Partly it's based off a very old mentality that people need to marry and pop out kids and keep society going before they croak at like age 40, and it's partly patriarchal social conditioning that likes to slap girls/young women over the head with a husband, children, and a household before she knows what hit her and is less of a threat politically, socially, and economically. Young women are more malleable and easier to control, especially if you lock her in a serious relationship early in her life so she's more focused on the man and children than developing herself.
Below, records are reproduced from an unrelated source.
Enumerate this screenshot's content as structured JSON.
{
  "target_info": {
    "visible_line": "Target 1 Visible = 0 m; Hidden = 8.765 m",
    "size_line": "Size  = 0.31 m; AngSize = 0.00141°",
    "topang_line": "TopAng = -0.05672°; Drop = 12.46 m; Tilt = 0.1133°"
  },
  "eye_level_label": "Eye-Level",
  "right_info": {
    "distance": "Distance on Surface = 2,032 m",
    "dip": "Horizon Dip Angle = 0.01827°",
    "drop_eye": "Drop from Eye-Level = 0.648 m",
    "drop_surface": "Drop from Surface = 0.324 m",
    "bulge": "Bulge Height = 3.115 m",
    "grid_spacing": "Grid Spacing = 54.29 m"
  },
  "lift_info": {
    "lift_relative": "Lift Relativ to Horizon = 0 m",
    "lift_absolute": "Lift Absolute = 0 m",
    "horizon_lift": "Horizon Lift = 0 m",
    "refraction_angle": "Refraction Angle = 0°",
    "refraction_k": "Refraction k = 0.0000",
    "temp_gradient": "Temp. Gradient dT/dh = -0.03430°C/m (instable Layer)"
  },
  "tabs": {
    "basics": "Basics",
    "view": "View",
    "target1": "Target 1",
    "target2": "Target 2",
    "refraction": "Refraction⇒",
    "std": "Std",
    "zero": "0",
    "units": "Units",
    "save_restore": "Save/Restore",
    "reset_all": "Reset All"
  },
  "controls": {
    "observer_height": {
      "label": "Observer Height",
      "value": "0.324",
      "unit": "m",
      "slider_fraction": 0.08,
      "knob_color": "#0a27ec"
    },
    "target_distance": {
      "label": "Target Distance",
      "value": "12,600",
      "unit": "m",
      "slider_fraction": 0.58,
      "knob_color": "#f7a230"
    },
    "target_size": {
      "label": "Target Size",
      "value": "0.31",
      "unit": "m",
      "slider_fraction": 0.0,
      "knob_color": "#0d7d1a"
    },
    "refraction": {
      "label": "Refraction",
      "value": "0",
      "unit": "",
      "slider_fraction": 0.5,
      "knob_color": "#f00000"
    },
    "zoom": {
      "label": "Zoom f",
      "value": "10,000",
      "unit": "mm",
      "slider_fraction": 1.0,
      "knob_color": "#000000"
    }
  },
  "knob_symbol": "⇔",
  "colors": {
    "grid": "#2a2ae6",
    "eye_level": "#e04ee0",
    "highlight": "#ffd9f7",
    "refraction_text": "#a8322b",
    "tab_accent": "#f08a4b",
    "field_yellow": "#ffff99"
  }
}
Misogyny. Males fear of being lonely projecting onto women. The ideology that women's life only fulfilled if she settles down with a family. The list is huge
These days I do think it's becoming more common knowledge amongst women that single men past 30 probably have something wrong with them. Like, usually women will only date them if they seem to have a plausible reason for being single (e.g. just graduating from med school, working some super high powered career etc.). Most sane women would avoid a 30 year old man who works at like a bar or something.
Of course sometimes these men take advantage of age gap relationships with younger women who don't know better, but I don't actually think this type of relationship is that prevalent. Maybe I'm being optimistic.